Solicitors caught up with Russian mafia, regulator warns

Criminality within the solicitors’ profession has reached the level where the Russian mafia have become involved, it emerged yesterday.

In a startling revelation, the Solicitors Regulation Authority (SRA) said that as it has modernised its approach and applied the necessary resources, “we’ve uncovered very significant levels of misconduct in firms, extending up to and including dishonesty, money-laundering and other criminality”.

SRA executive director Samantha Barrass said: “These include, just at present, multi-firm frauds involving multi-million pound overseas investment funds, multi-firm conveyancing frauds, and money laundering involving the Russian mafia.”

Further, she said, the SRA’s financial stability exercise has “led to the discovery of the high prevalence of poor and dishonest behaviour in firms experiencing financial difficulty”.

Ms Barrass explained: “With the impact of greater competition we are seeing a significant number of failing firms in the lower and middle tiers of the profession.

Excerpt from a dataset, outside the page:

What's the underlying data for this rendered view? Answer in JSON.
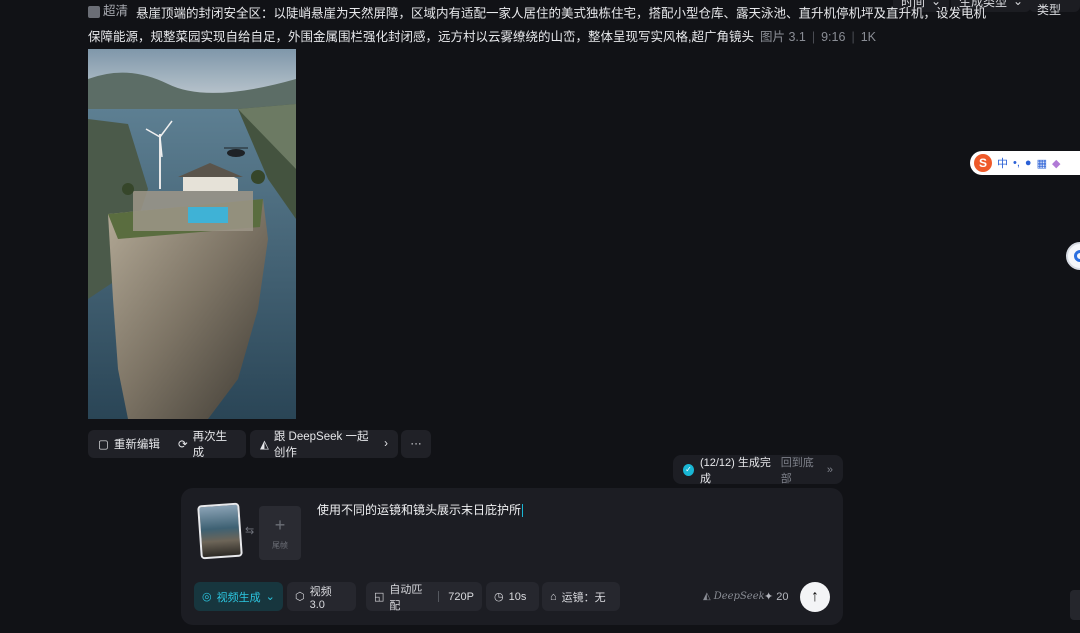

Where we have had to intervene, it’s difficult to think of a case where we have not had to follow up on the conduct of at least one member of the firm.”

At the same time, the SRA has seen its early engagement with troubled law firms reduce the number of interventions, which typically cost £70,000 but can be much more for larger firms – had the SRA needed to intervene in Cobbetts, for example, it would have cost around £6m.

Ms Barrass said that in the years prior to 2009 there were typically around 80-90 interventions a year. In 2010 and 2011 this number reduced to around 60 and in 2012 it dropped again to 37.

“By working with firms proactively we’ve managed to oversee pre-packs, takeovers or orderly wind-down of many firms,” she said.